L’agression russe de l’Ukraine suscite la réprobation générale et jusqu’ici la condamnation unanime de l’Europe. Mais, si pour certains ce n’est qu’une difficile question diplomatique, pour d’autres, à l’Est, Poutine a réveillé les mémoires.

Cette guerre se déroule sur un territoire qui a connu les pires assassinats de civils, ces « terres de sang » décrites par l’historien Timothy Snyder, qui s’étendent de l’Ukraine aux Pays Baltes en passant par la Pologne et la Biélorussie.

Là des dictateurs ont ordonné le massacre de plus de 14 millions de civils en moins de 12 ans (1933-1945) auxquels s’ajoutent les victimes, plus nombreuses encore, que firent les combats de la Seconde Guerre mondiale sur ces mêmes terres.

L’Holocauste est connu, documenté, condamné et sa mémoire, justement entretenue a eu droit à Nuremberg au procès de ses auteurs. Les crimes soviétiques ont, eux, été oubliés, cachés, noyés par la propagande communiste et n’ont pas eu leur temps juridique qui seul permet d’espérer continuer à vivre en paix.

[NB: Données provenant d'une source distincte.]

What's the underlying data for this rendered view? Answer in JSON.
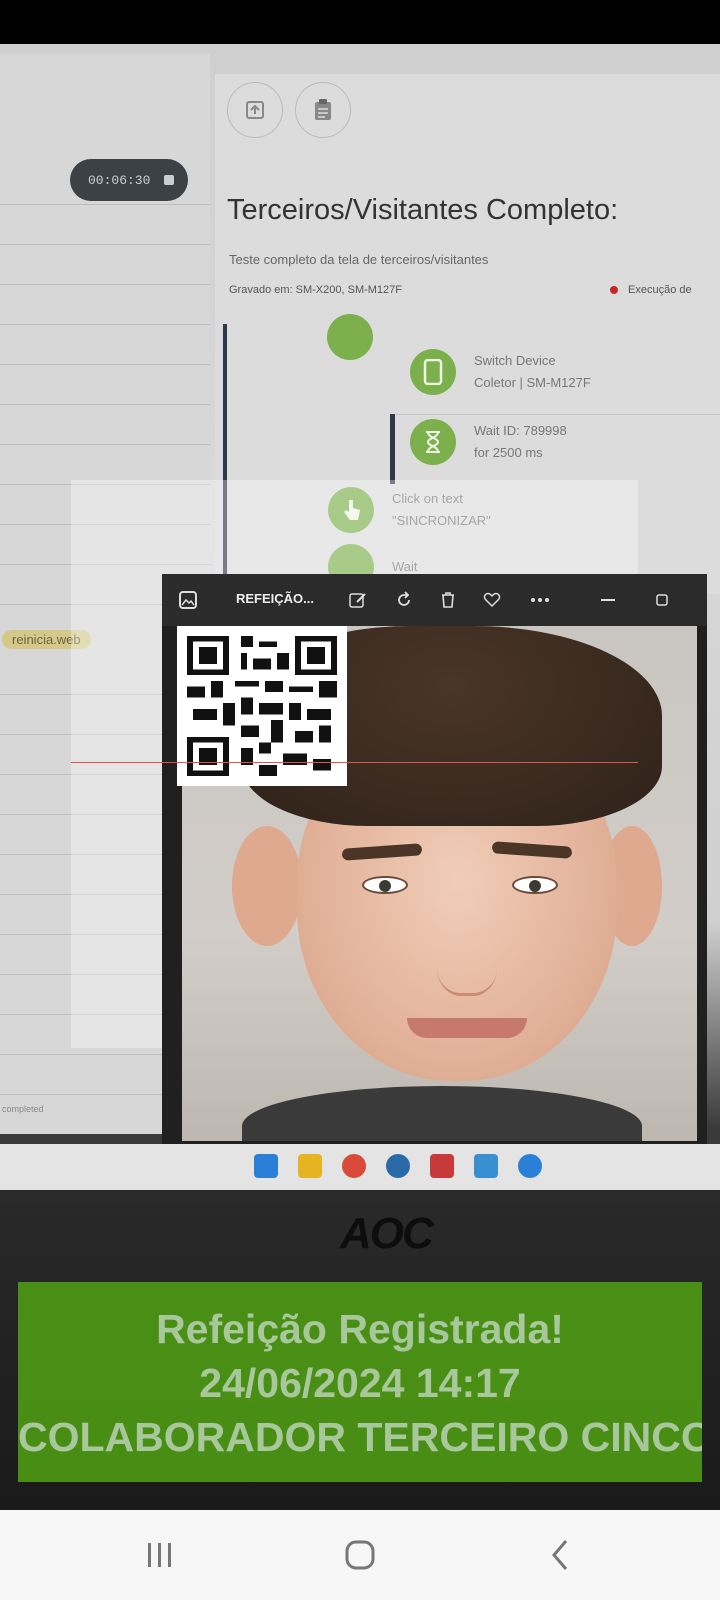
{
  "recorder": {
    "timer": "00:06:30",
    "tag": "reinicia.web",
    "footer_text": "completed"
  },
  "panel": {
    "title": "Terceiros/Visitantes Completo:",
    "description": "Teste completo da tela de terceiros/visitantes",
    "recorded_on": "Gravado em: SM-X200, SM-M127F",
    "execution_label": "Execução de",
    "steps": [
      {
        "line1": "Switch Device",
        "line2": "Coletor | SM-M127F",
        "icon": "phone-icon"
      },
      {
        "line1": "Wait ID: 789998",
        "line2": "for 2500 ms",
        "icon": "hourglass-icon"
      },
      {
        "line1": "Click on text",
        "line2": "\"SINCRONIZAR\"",
        "icon": "tap-icon"
      },
      {
        "line1": "Wait",
        "line2": "",
        "icon": "hourglass-icon"
      }
    ]
  },
  "viewer": {
    "title": "REFEIÇÃO..."
  },
  "monitor": {
    "brand": "AOC"
  },
  "banner": {
    "line1": "Refeição Registrada!",
    "line2": "24/06/2024 14:17",
    "line3": "COLABORADOR TERCEIRO CINCO",
    "color": "#4c9614"
  }
}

En tentant de réécrire l’histoire, Poutine en réveille le souvenir.

La Russie de Staline avait commis avant la guerre plus de crimes que le dictateur nazi. 700 000 soviétiques « purgés » en 1937-38, 4 millions de civils volontairement affamés en Ukraine entre 1933 et 1937.  Ensemble, en s’alliant officiellement en 1939 par le Pacte germano-soviétique, les deux dictatures ont pendant deux ans martyrisé, déporté, assassiné les populations civiles de ces régions et dépecé leurs Etats. Ensuite, alors que s’effondrait le grand Reich, la dictature communiste s’est de nouveau abattue derrière le mauvais côté du rideau de fer et n’a pas cessé de faucher les élites et les forces vives de ces peuples.

C’est bien ce qu’ont en tête les descendants des déportés du Goulag, qui sont souvent les dirigeants de ces Etats. En Europe centrale, il n’y a pas de famille qui n’ait pas dû affronter un jour ou l’autre, la barbarie de la Russie communiste que leur rappelle celle de Poutine. Pour eux, la mémoire des massacres est devenue une mémoire génétique.

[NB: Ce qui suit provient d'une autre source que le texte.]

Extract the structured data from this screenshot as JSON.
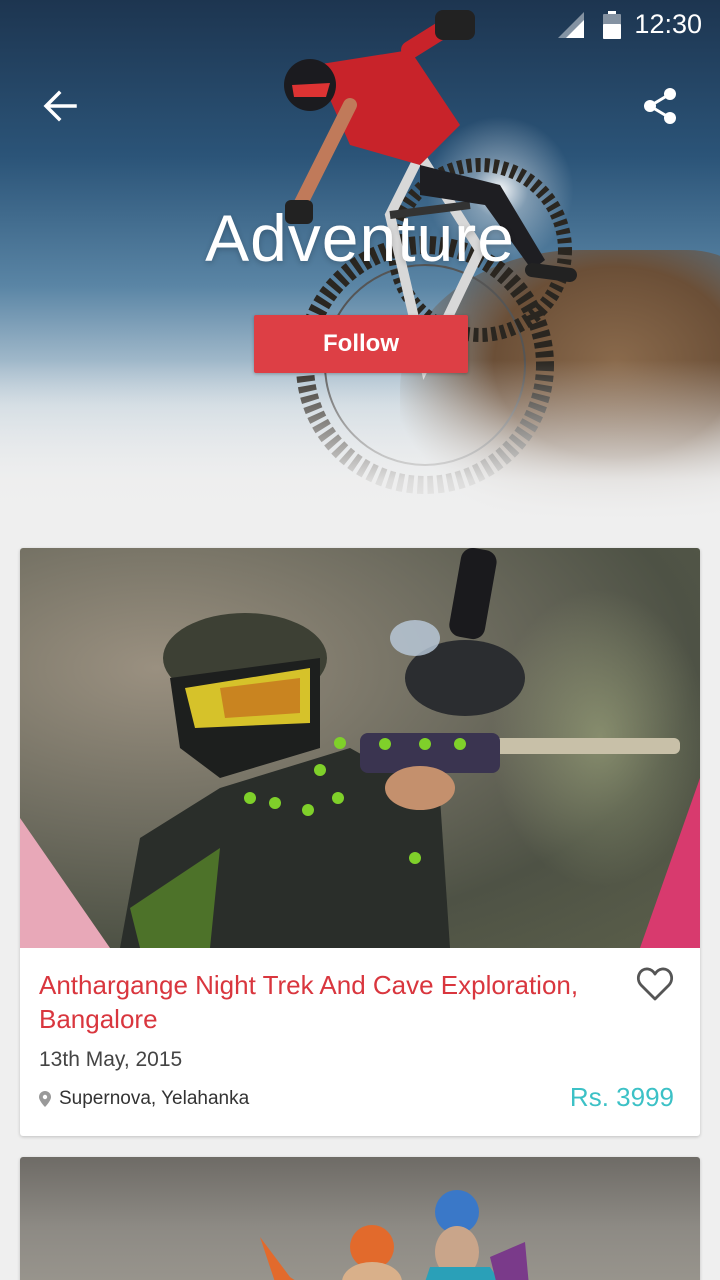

Ce n’est pas la revanche qu’ils recherchent, c’est le retour des tueries de masse et de civils qu’ils craignent. Et l’armée de Poutine leur donne bien des raisons pour cela. En menant une guerre du XXème siècle, basée sur l’écrasement et la violence pure, les viols et les vols, l’affranchissement de toute règle et le choix assumé de la brutalité, la descendante de l’armée rouge rappelle les pires exactions commises par son ancêtre.

La bonne réaction européenne à l’agression russe est aujourd’hui portée par les pays de l’Est européen. L’Ukraine ne défend pas que son territoire et son identité, ce qui est déjà légitime : elle protège l’Europe assoupie des pires souffrances en les endurant pour elle. Elle honore la cause de la liberté. L’Ouest et les vieilles nations feraient bien d’en prendre conscience avant qu’il ne soit trop tard. Poutine est bien incapable d’offrir à ses concitoyens leur niveau de vie si attirant et d’atteindre ne serait-ce qu’une infime part de leur puissance économique. Il a perdu la compétition dans ce domaine. Il ne lui reste plus que l’effroi, la terreur, les massacres et la guerre.

C’est pourquoi il n’est ici plus question d’humiliation. Ce dont il s’agit c’est de l’indispensable défaite de la Russie de Poutine, au nom de l’humanité, pour le monde et la paix de l’Europe.